FEN by Daisy Johnson

‘When we were young we learnt men the way other people learnt languages or the violin…We did not care for their thoughts; they could think on philosophy and literature and science if they wanted, they could grow opinions inside them if they wanted. We did not care for their creed or religion or type; for the choices they made and the ones they missed. We cared only for what they wanted so much it ruined them. Men could pretend they were otherwise, could enact the illusion of self-control, but we knew the running stress of their minds.’
– Blood Rites
Every so often a book comes along that not only interrupts the world for you, but seeps into it. The people you meet, the places you go, ignite with new possibilities, with different ways of seeing. The Border Trilogy did it, Miss Smilla’s Feeling for Snow did it, MaddAddam did it. This book did it. These short stories hold the world captive and make you take another look. They are bleak, beautiful, witty and strange.

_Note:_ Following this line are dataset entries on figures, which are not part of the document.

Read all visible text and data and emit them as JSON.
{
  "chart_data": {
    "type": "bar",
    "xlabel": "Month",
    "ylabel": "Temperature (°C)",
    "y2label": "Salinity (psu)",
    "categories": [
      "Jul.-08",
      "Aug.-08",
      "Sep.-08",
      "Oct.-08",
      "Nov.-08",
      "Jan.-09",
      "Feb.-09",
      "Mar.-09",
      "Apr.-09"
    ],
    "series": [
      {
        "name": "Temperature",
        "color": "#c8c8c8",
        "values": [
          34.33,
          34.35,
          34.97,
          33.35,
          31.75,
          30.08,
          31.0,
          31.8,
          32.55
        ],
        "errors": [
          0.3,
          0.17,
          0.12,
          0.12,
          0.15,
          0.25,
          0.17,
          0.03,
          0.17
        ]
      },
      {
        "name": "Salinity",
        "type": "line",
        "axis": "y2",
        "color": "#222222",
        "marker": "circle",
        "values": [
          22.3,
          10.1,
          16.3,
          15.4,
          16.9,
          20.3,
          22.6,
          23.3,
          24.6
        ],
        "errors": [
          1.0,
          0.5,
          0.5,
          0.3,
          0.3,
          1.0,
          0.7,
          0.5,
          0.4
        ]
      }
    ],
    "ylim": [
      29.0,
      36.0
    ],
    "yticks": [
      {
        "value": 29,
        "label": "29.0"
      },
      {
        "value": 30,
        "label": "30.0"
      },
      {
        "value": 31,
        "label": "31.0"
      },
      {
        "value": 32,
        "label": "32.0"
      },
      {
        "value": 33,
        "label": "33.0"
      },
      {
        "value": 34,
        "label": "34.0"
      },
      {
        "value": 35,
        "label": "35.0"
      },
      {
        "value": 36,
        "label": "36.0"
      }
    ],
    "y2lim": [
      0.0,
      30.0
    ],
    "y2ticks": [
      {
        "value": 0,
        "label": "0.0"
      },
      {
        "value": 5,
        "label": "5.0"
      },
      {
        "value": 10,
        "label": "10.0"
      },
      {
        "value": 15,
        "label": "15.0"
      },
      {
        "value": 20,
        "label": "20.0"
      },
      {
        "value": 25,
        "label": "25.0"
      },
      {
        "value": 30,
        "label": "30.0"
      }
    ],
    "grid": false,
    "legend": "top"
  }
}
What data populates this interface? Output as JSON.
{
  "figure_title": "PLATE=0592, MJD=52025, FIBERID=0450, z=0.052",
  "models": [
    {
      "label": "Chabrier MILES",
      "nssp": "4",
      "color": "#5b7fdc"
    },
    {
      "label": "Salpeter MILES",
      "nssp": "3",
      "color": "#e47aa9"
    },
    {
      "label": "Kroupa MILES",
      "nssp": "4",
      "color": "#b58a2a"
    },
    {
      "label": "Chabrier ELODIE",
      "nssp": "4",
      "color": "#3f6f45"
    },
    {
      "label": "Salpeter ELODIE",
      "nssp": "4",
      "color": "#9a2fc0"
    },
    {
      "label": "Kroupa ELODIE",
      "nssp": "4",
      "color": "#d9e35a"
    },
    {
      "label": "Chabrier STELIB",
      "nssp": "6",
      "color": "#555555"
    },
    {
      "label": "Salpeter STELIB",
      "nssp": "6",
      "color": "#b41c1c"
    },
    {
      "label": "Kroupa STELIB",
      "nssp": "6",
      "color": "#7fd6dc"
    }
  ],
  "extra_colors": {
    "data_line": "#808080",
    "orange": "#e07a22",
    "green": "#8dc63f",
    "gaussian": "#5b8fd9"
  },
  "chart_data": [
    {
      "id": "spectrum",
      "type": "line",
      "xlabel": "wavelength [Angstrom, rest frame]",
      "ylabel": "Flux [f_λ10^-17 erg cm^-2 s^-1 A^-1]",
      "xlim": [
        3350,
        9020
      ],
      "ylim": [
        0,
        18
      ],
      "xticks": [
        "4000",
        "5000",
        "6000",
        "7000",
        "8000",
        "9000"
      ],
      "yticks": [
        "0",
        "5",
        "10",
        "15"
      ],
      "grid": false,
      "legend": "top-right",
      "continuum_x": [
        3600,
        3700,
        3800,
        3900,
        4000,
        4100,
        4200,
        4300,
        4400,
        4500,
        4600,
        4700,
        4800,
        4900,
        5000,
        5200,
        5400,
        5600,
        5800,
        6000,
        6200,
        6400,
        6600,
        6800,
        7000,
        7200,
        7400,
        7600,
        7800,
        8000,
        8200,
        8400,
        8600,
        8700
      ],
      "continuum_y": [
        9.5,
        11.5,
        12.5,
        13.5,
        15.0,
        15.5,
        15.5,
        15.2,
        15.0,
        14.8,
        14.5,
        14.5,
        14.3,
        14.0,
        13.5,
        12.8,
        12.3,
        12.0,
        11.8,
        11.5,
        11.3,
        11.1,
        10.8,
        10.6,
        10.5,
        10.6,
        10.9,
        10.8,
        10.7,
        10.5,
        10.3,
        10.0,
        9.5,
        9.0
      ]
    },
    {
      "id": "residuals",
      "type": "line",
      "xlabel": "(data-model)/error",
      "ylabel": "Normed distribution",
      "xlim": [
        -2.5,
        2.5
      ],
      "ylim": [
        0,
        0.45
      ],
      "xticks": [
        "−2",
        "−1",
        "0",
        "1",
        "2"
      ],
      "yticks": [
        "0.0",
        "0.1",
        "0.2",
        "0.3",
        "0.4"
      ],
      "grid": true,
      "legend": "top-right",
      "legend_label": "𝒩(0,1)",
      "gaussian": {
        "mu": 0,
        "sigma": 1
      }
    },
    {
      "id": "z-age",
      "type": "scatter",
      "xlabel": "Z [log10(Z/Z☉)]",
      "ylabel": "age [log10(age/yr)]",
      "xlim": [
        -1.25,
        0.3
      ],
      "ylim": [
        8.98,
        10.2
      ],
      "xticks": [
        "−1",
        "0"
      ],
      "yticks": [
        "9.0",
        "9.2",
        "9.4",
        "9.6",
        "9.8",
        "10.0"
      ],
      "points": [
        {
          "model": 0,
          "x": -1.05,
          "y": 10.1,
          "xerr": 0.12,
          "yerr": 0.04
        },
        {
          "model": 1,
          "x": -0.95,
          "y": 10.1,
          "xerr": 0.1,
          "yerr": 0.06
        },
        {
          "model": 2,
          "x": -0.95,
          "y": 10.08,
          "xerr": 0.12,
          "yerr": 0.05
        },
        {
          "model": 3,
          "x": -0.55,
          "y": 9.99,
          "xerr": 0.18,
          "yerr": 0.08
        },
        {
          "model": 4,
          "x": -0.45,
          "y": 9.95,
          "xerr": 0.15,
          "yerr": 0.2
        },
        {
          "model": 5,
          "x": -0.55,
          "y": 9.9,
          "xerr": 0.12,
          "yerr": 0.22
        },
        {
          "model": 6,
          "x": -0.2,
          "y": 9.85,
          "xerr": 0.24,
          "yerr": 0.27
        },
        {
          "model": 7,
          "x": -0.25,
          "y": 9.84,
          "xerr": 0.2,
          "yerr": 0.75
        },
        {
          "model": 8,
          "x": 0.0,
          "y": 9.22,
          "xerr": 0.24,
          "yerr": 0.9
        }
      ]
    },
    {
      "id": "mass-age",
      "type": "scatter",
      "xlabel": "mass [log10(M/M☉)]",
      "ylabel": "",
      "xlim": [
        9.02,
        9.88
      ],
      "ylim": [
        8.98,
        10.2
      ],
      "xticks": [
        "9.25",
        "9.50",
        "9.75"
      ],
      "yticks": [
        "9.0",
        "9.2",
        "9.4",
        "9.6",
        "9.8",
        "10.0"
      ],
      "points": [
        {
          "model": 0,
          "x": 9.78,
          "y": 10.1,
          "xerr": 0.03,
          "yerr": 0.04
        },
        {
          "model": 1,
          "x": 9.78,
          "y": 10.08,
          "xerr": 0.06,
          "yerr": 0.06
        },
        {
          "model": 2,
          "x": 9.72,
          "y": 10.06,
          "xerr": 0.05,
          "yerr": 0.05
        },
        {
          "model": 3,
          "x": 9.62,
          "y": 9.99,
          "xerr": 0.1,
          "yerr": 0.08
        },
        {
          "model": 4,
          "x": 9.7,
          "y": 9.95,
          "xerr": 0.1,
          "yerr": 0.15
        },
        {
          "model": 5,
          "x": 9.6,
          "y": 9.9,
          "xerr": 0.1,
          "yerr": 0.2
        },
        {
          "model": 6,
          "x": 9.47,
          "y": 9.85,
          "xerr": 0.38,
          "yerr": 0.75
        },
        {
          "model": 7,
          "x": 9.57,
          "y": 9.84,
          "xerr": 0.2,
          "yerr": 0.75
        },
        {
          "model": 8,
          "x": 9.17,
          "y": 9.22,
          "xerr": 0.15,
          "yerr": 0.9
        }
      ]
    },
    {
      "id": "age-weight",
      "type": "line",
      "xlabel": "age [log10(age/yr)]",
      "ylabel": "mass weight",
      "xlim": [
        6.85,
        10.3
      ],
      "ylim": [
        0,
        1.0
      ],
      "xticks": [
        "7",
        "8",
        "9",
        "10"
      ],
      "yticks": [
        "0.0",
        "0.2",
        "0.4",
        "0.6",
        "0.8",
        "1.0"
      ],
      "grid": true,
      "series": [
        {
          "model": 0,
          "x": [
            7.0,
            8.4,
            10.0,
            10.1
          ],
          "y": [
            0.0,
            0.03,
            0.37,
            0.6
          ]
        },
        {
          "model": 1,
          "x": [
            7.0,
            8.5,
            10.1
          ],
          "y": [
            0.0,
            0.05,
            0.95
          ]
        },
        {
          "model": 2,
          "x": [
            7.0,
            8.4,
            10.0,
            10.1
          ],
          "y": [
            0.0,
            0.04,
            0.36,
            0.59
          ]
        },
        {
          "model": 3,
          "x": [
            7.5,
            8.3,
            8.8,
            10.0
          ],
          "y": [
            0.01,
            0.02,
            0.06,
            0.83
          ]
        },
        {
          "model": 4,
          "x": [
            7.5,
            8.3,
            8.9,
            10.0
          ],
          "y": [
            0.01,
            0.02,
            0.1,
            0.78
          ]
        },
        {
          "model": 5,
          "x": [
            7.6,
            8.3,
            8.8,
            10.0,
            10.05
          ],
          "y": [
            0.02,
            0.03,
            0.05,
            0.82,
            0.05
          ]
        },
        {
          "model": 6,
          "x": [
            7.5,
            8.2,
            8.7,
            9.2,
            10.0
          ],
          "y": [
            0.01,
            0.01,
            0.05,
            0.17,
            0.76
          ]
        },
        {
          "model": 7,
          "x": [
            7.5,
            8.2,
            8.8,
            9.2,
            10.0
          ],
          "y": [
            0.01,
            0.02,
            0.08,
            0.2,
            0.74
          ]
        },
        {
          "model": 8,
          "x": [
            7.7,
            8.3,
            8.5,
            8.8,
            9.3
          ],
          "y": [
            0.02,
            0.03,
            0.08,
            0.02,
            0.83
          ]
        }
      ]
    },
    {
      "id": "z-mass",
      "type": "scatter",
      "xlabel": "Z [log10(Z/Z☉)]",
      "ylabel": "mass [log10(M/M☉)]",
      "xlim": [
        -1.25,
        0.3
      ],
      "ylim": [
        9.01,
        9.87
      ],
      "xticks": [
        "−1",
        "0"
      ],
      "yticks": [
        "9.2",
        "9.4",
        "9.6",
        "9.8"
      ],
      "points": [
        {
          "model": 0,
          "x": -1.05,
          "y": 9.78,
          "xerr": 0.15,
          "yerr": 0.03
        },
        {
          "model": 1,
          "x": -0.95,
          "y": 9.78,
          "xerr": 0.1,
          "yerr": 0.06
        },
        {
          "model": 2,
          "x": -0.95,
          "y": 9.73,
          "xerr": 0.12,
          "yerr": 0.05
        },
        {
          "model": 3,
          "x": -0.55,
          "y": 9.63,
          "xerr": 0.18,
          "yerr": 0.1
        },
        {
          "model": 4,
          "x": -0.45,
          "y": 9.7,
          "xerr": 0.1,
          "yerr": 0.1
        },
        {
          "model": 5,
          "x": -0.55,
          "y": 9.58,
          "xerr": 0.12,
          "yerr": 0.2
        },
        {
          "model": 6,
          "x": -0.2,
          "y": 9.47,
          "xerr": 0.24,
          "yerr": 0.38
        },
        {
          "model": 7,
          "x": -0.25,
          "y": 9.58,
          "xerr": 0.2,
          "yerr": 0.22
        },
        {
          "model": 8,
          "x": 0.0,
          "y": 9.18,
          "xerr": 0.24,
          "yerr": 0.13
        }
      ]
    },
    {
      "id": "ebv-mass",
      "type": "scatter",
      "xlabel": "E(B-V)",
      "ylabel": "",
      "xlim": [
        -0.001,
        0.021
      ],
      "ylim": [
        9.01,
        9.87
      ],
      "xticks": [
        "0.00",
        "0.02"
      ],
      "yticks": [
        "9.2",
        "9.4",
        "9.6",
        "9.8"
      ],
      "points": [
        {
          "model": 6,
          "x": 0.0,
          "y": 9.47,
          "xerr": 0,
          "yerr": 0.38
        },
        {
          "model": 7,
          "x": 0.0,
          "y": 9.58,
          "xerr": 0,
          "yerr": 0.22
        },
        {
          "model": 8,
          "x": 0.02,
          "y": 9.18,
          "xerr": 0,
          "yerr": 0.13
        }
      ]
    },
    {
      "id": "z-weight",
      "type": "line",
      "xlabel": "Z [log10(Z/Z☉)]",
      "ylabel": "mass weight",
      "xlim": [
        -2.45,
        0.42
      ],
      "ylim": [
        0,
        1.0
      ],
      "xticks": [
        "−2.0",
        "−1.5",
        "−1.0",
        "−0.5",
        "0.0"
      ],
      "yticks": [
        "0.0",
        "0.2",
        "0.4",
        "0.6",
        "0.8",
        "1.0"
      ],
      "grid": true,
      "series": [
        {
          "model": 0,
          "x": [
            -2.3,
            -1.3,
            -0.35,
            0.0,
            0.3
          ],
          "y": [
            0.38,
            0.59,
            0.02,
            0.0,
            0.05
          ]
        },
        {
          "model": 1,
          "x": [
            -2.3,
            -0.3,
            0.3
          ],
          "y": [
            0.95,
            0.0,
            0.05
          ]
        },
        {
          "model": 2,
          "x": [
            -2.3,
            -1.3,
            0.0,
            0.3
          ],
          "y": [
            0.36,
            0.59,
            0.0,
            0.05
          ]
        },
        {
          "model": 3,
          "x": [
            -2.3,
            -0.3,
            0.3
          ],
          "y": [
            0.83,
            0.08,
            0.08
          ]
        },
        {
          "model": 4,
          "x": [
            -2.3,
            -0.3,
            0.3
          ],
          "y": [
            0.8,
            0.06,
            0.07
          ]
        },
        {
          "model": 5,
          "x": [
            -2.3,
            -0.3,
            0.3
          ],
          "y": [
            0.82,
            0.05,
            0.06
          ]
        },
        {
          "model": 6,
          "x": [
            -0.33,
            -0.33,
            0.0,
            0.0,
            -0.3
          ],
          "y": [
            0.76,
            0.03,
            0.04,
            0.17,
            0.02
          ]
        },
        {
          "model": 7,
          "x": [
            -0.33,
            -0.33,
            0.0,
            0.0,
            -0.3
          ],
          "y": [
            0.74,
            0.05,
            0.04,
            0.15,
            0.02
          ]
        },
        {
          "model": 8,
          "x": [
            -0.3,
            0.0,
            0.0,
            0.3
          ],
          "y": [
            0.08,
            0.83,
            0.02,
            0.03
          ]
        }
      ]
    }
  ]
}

The writing style calls to mind Sarah HallKelly Link, and Evie Wyld – the latter’s glowing endorsement is on the back – but mesh into a wholly unique voice and a mesmerising study of people and landscape. Just brilliant.
These two stories are from Daisy Johnson‘s full collection of short stories, out in June.
Full disclosure: The author and I are housemates, having met on a Creative Writing course. Further full disclosure: The reason I wanted to be friends in the first place was because I fell in love with her writing.